たとえば、画像の明るさの変更など、近年はスマホアプリのおかげでボタンを押せば簡単に実現できることが増えているが、ゼロベースで作業を行うことがいかに難しいかを知ることも重要である。そのため、今回の授業における成果物の出来不出来は問わない。伝わりやすいデザインを考察し、今後の社会生活にどう寄与していくかを考えるきっかけにさせたいと考える。
2単位という限られた時間の中で、授業展開における他の単元とのバランスやつながり、また、共通テスト対策までを意識すると、どの程度この内容を深く掘り下げるべきかを考える必要もある。情報デザインそのものは日常生活にあふれているものであり、それを学問的見地から掘り下げるということには少なからず違和感も抱かれる。

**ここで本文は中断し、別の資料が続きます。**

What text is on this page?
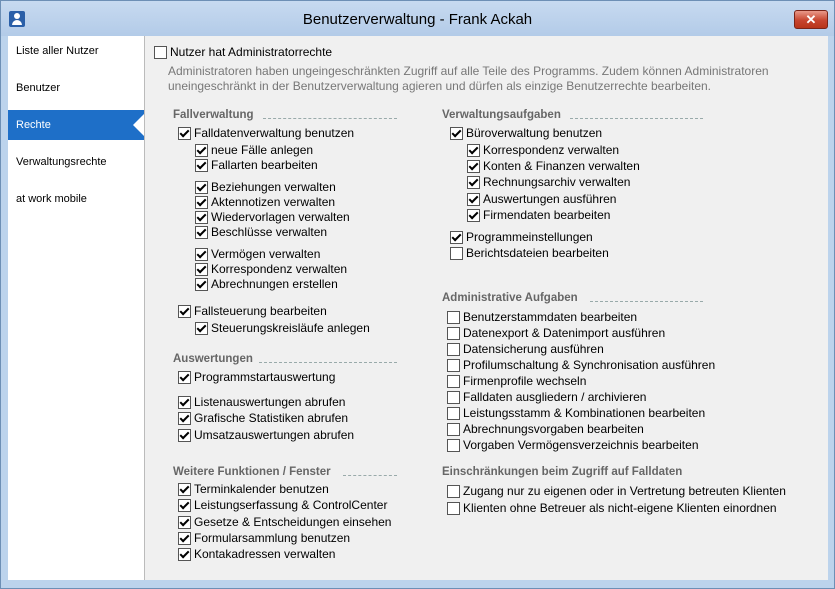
Benutzerverwaltung - Frank Ackah	✕
Liste aller Nutzer
Benutzer
Rechte
Verwaltungsrechte
at work mobile
Nutzer hat Administratorrechte
Administratoren haben ungeingeschränkten Zugriff auf alle Teile des Programms. Zudem können Administratoren uneingeschränkt in der Benutzerverwaltung agieren und dürfen als einzige Benutzerrechte bearbeiten.
Fallverwaltung
Auswertungen
Weitere Funktionen / Fenster
Verwaltungsaufgaben
Administrative Aufgaben
Einschränkungen beim Zugriff auf Falldaten
Falldatenverwaltung benutzen
neue Fälle anlegen
Fallarten bearbeiten
Beziehungen verwalten
Aktennotizen verwalten
Wiedervorlagen verwalten
Beschlüsse verwalten
Vermögen verwalten
Korrespondenz verwalten
Abrechnungen erstellen
Fallsteuerung bearbeiten
Steuerungskreisläufe anlegen
Programmstartauswertung
Listenauswertungen abrufen
Grafische Statistiken abrufen
Umsatzauswertungen abrufen
Terminkalender benutzen
Leistungserfassung & ControlCenter
Gesetze & Entscheidungen einsehen
Formularsammlung benutzen
Kontakadressen verwalten
Büroverwaltung benutzen
Korrespondenz verwalten
Konten & Finanzen verwalten
Rechnungsarchiv verwalten
Auswertungen ausführen
Firmendaten bearbeiten
Programmeinstellungen
Berichtsdateien bearbeiten
Benutzerstammdaten bearbeiten
Datenexport & Datenimport ausführen
Datensicherung ausführen
Profilumschaltung & Synchronisation ausführen
Firmenprofile wechseln
Falldaten ausgliedern / archivieren
Leistungsstamm & Kombinationen bearbeiten
Abrechnungsvorgaben bearbeiten
Vorgaben Vermögensverzeichnis bearbeiten
Zugang nur zu eigenen oder in Vertretung betreuten Klienten
Klienten ohne Betreuer als nicht-eigene Klienten einordnen
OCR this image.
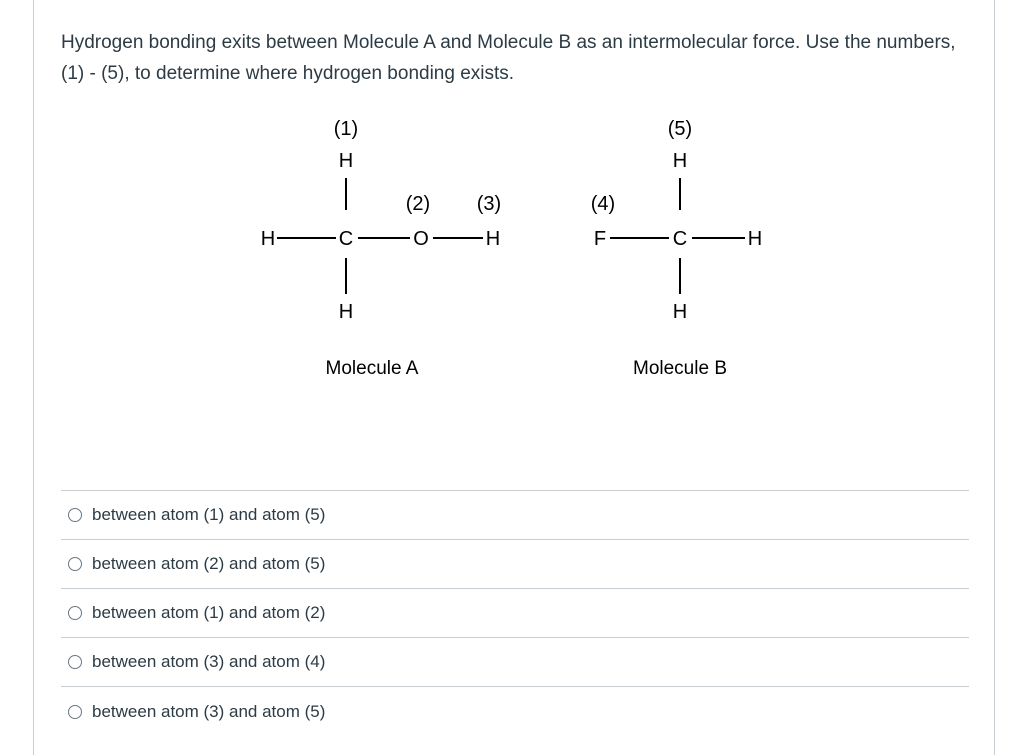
Hydrogen bonding exits between Molecule A and Molecule B as an intermolecular force. Use the numbers, (1) - (5), to determine where hydrogen bonding exists.
(1)
H
(2) (3)
H	C	O	H
H
Molecule A
(5)
H
(4)
F	C	H
H
Molecule B
between atom (1) and atom (5)
between atom (2) and atom (5)
between atom (1) and atom (2)
between atom (3) and atom (4)
between atom (3) and atom (5)
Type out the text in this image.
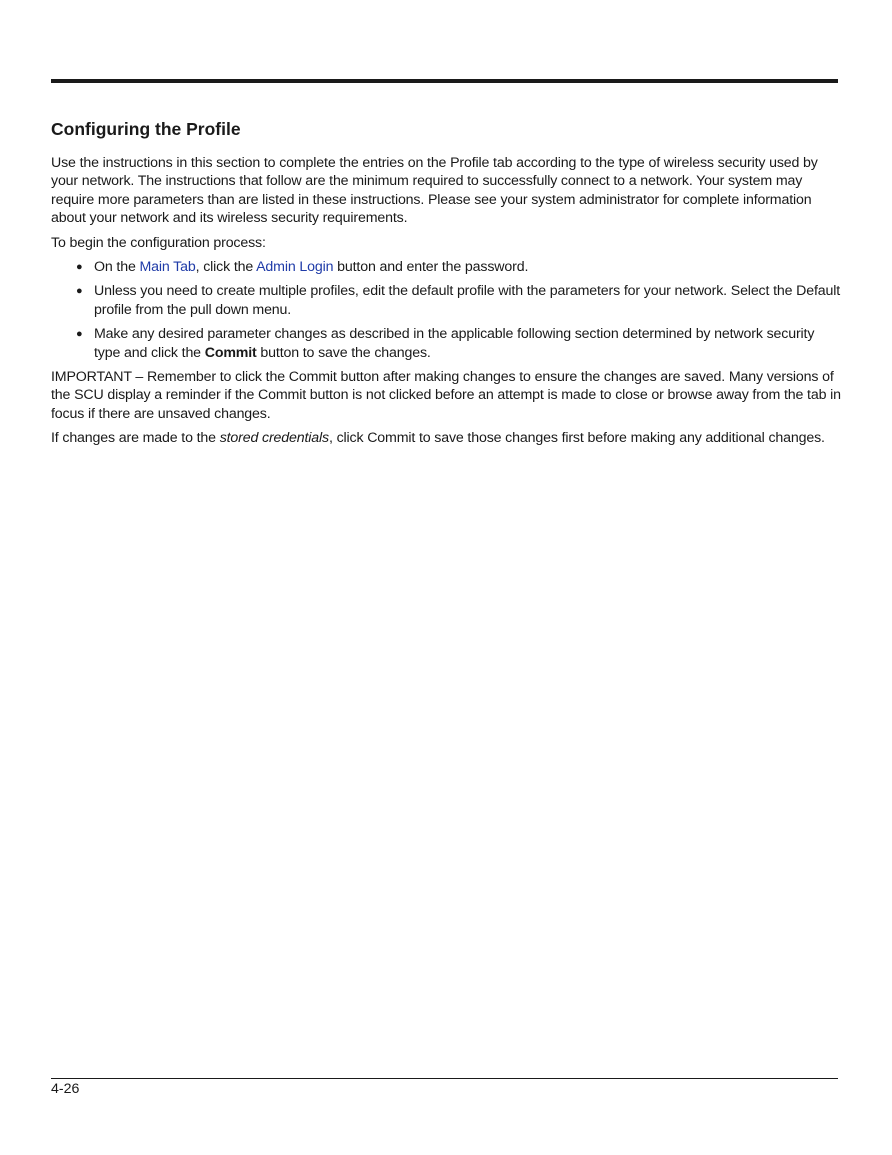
Configuring the Profile

Use the instructions in this section to complete the entries on the Profile tab according to the type of wireless security used by your network. The instructions that follow are the minimum required to successfully connect to a network. Your system may require more parameters than are listed in these instructions. Please see your system administrator for complete information about your network and its wireless security requirements.

To begin the configuration process:

● On the Main Tab, click the Admin Login button and enter the password.
● Unless you need to create multiple profiles, edit the default profile with the parameters for your network. Select the Default profile from the pull down menu.
● Make any desired parameter changes as described in the applicable following section determined by network security type and click the Commit button to save the changes.

IMPORTANT – Remember to click the Commit button after making changes to ensure the changes are saved. Many versions of the SCU display a reminder if the Commit button is not clicked before an attempt is made to close or browse away from the tab in focus if there are unsaved changes.

If changes are made to the stored credentials, click Commit to save those changes first before making any additional changes.

4-26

さらに設定した課題は、一見、適当にデザインすればなんとなく完成しそうなくらいシンプルなものである。しかし、自分で目的を持って創作しようとすると難しいものであることにも気づく。問題解決の手順を活用し科学的にひも解くことで、情報をわかりやすく発信することのできる担い手になってほしいものである。
コンピュータを実務的に使用することにおいて、高校生世代のスキルは大人世代よりも低いことを実感している。教科情報の学びを通して情報と情報技術を適切に扱える人材を輩出したいという想いを込めて今後も授業の質を向上させたい。
9.大学入試との関連
従前から本校では大学入試科目として情報を選ぶ者はいない状況であるが、大学入学共通テストにおいて情報Ⅰが追加されることから、教科として以下の対応を行っている。
まず、教科書とは別に、副教材として共通テスト対応のワークを授業の携行品としている。また、オンラインの教材として「ライフイズテック レッスン」、「スタディサプリ高校講座」を導入している。これらを活用し、実習と座学のバランスを取っている。
普段の授業を大学入試に特化した展開で行っているわけではないため、座学の内容については教科書に準拠した学習内容の定着とその充実を図っている。座学の定着度を測るために、Google Classroomと連携したGoogleフォームによる小テストを行うことで、基礎的な知識が定着するようにもしている。